For your character, how did this transformation take place?
After doing make-up, I used to talk less. I was calm and composed. I would take online language classes in the make-up room when not shooting.
Did you feel like a different person when you became Baba?
Yes. Usually, I tried to be on my own. That was very unlike me. I wanted to focus on the character and build concentration. I turned vegetarian almost. See, it was a heavy part. The pressure was huge on me… to portray him as it is. I did not want to get trolled later. Thankfully, everything turned out really well and I was really praised and showered with appreciation.
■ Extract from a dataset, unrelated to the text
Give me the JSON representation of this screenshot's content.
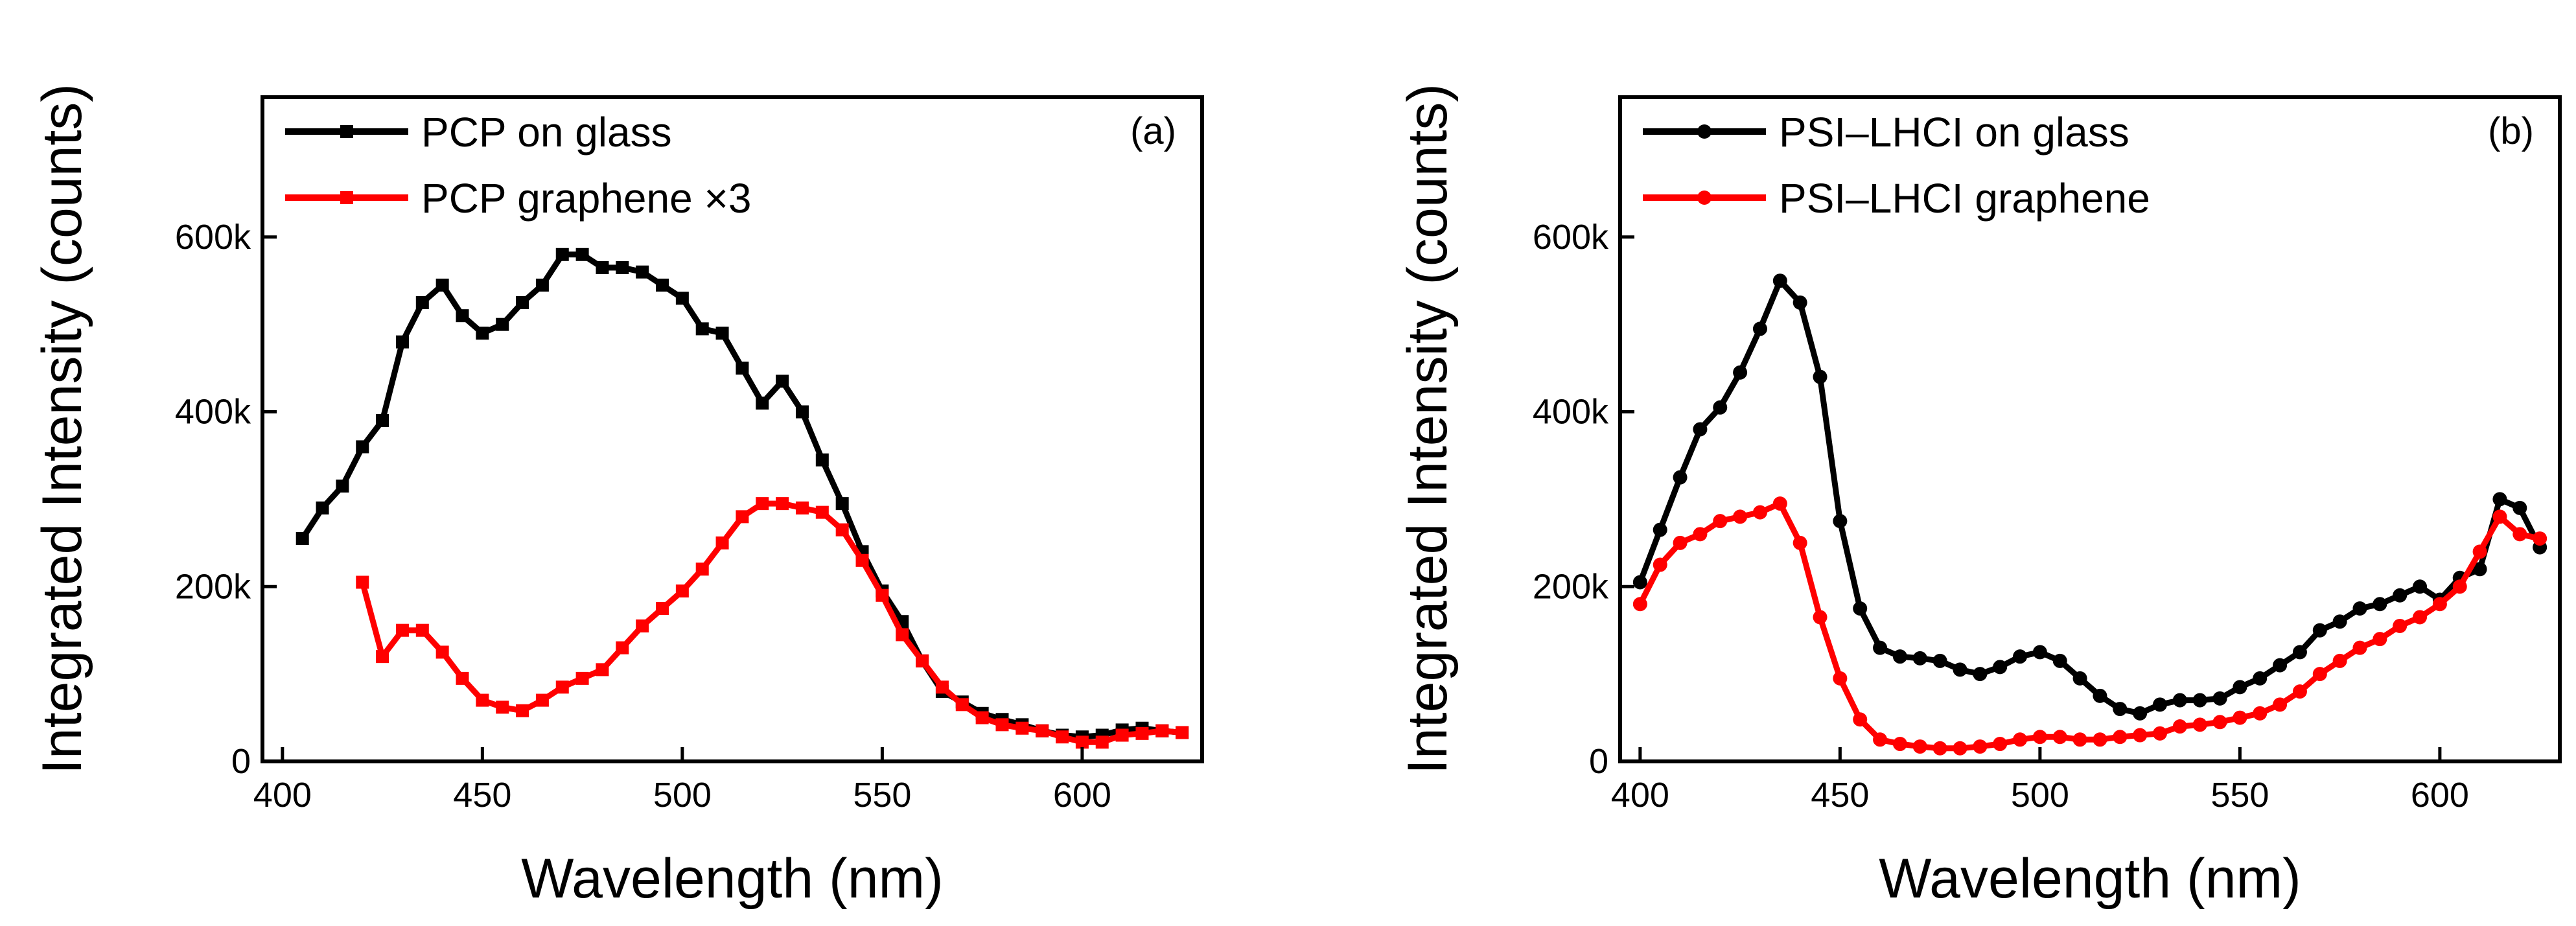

How close did you feel to Baba Lokenath?
I used to feel je onar ekta sneher haath achhe on me. It was almost like he was guiding me through the scenes. I used to feel a force that was working. I can’t explain it in words.
On my commute to the studio every morning, I would often find myself surrounded by signs of him…. I would spot a store called Lokenath Stores or a bus with the words ‘Joy Baba Lokenath’. After a few months of shoot, I started ‘seeing him’ or having a vision of him when I would close my eyes.
What kind of reactions did you get from people?
People took me for the character. They believed in me. Kids would ask me to bless them… it happened with elderly people too! I went to do a show in Kalyani in January and an old man came to me and said that Baba had named him. I was so moved. Since I had to wear a wig, I got a crew cut. Then people would ask me why did I do that!